"This is a win-win." Frank Lampard was clear. A 'win-win' is to eliminate Madrid, change the fate of a failed career so far as a coach, quite the opposite as a footballer, possibly the best, given his regularity and titles, in the history of Chelsea. He still holds the record of having played 164 consecutive games in the Premier League, between 2001 and 2005. When the new owner, Todd Boehly, called him, he knew it wasn't the same as Roman Abramovich, with whom he had a special feeling. None of that. It was for a circumstantial mission, while summoning Luis Enrique and Julian Nagelsmann for consultations. "If I beat Madrid, everything can change. If I lose, nothing will," he told himself. The 2-0 at the Bernabeu made the most difficult bet in a team that does not only need a coach. A therapist is urgently needed. At Stamford Bridge he has no choice but to double down on his bet: all on target, all or nothing.

In the neighborhood of Chelsea there are no faces of optimism. Nor in the team, although most agree that, in the situation of inferiority in which the team played more than half an hour in the first leg, the result could have been worse.
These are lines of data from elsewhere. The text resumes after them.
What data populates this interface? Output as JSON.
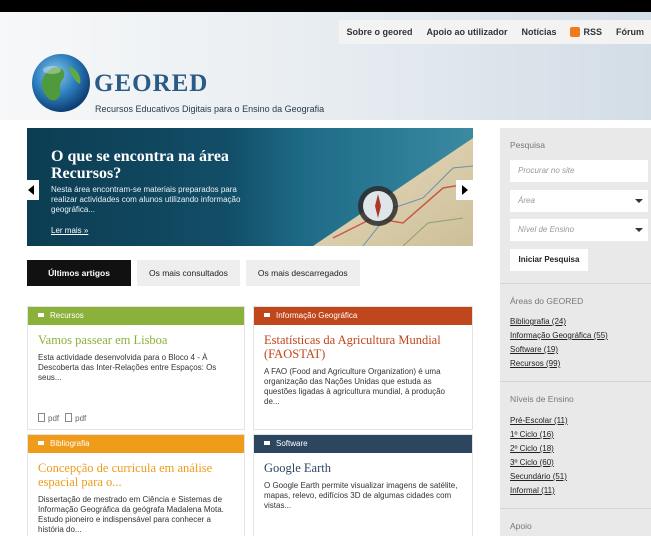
{
  "nav": {
    "items": [
      "Sobre o geored",
      "Apoio ao utilizador",
      "Notícias",
      "RSS",
      "Fórum"
    ]
  },
  "brand": {
    "name": "GEORED",
    "tagline": "Recursos Educativos Digitais para o Ensino da Geografia"
  },
  "banner": {
    "title": "O que se encontra na área Recursos?",
    "text": "Nesta área encontram-se materiais preparados para realizar actividades com alunos utilizando informação geográfica...",
    "more": "Ler mais »"
  },
  "tabs": [
    "Últimos artigos",
    "Os mais consultados",
    "Os mais descarregados"
  ],
  "cards": [
    {
      "category": "Recursos",
      "color": "#8bb13a",
      "title": "Vamos passear em Lisboa",
      "text": "Esta actividade desenvolvida para o Bloco 4 - À Descoberta das Inter-Relações entre Espaços: Os seus...",
      "files": [
        "pdf",
        "pdf"
      ]
    },
    {
      "category": "Informação Geográfica",
      "color": "#c0461c",
      "title": "Estatísticas da Agricultura Mundial (FAOSTAT)",
      "text": "A FAO (Food and Agriculture Organization) é uma organização das Nações Unidas que estuda as questões ligadas à agricultura mundial, à produção de..."
    },
    {
      "category": "Bibliografia",
      "color": "#ef9c1b",
      "title": "Concepção de curricula em análise espacial para o...",
      "text": "Dissertação de mestrado em Ciência e Sistemas de Informação Geográfica da geógrafa Madalena Mota. Estudo pioneiro e indispensável para conhecer a história do..."
    },
    {
      "category": "Software",
      "color": "#2c4660",
      "title": "Google Earth",
      "text": "O Google Earth permite visualizar imagens de satélite, mapas, relevo, edifícios 3D de algumas cidades com vistas..."
    }
  ],
  "sidebar": {
    "search_heading": "Pesquisa",
    "search_placeholder": "Procurar no site",
    "area_placeholder": "Área",
    "level_placeholder": "Nível de Ensino",
    "search_button": "Iniciar Pesquisa",
    "areas_heading": "Áreas do GEORED",
    "areas": [
      "Bibliografia (24)",
      "Informação Geográfica (55)",
      "Software (19)",
      "Recursos (99)"
    ],
    "levels_heading": "Níveis de Ensino",
    "levels": [
      "Pré-Escolar (11)",
      "1º Ciclo (16)",
      "2º Ciclo (18)",
      "3º Ciclo (60)",
      "Secundário (51)",
      "Informal (11)"
    ],
    "support_heading": "Apoio"
  }
}
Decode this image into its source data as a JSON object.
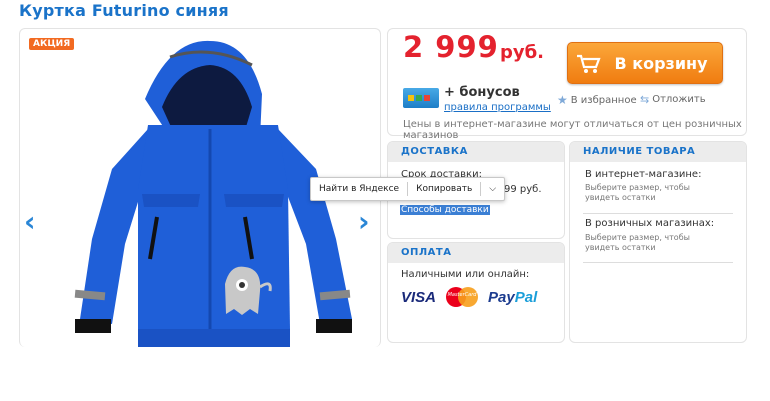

Lampard is very 'polite', educated, son of the middle class, unlike the Wayne Rooney or Steven Gerrard who were part of his generation in the selection. The social barrier, in fact, meant that he did not connect as well as the pross would have needed on the pitch, especially with Gerrard in midfield. It also happened in his own team with the central John Terry, coming from the 'working class'. Lampard was not only a great footballer, but he was tailor-made for the elite Chelsea, whose fans include Michael Caine, Sebastian Coe, Matt Damon and Will Ferrell.

GUARDIOLA'S PATH

Lampard was what Pep Guardiola and now Xavi Hernández to Barça or Diego Simeone to Atletico. However, the Englishman leaned too much on the aura of his figure, with very little experience, in Derby County, and little previous work. Abramovich's call, in the summer of 2019, was a call from a friend, not just a homeowner. The relationship between the two had been close, to the extent that the Russian oligarch lent him his private yacht during the holidays. It was like an altarpiece of luxuries in the sea. It has nothing to do with Boehly. Lampard resorted, yesterday, to the visits of Abramovich to the dressing room to justify the one made by the American after losing in the first leg: "It is positive that an owner shows his passion."

In a Premier colonized by the great primadonas of the benches, the vast majority foreigners, the bet on an English technician and practically novice was a very high risk. In fact, it was a Portuguese, José Mourinho, who managed to get the best performance out of Lampard as a footballer, and an Italian-Swiss, Roberto Di Matteo, who led him to lift the Champions League against all odds. In his mind has also passed that period in which the greatest title of this team came with an interim on the bench.

DIFFICULT WARDROBE

Lampard managed to qualify Chelsea for the Champions League, after making additions such as Havertz, Timo Werner or Chilwell, but the problems began as soon as the following season began. He was fired, amid complaints that he had not heeded his requests for signings and confronted Marina Gravanovskaia, Abramovich's iron woman at the club. The oligarch could not save him in the face of the crisis of results and a distancing with the dressing room that not even his former teammate Peter Cech could correct. Several of those players have now been found again.

At 44, Lampard knows that if he comes out of this express stage, the Premier League can close the doors forever. In his time at Everton, in which he replaced Rafa Benitez, he did not offer anything different either. This tournament respects its glories more than any other, it is in its culture, but it only cedes responsibilities if they work. Something similar happens to Gerrard, after managing Aston Villa. They have not managed to replicate on the benches what they were on the pitch.

"Every game with Chelsea is an opportunity. It is also for me, "he said, yesterday, in a less caustic tone than the one used with his players after the defeat against BrigHton, at Stamford Bridge, where he was received with a banner of support, despite the result of the Bernabeu. He knows that the stands love him, a tough stand to which he appealed to push his players. It is too late for collective mechanisms, but it is not too late for them to "express the individual quality they have". If they do, the result in his opinion, is not a slab and everything can change for this hero or suicide, but always favorite son of Chelsea.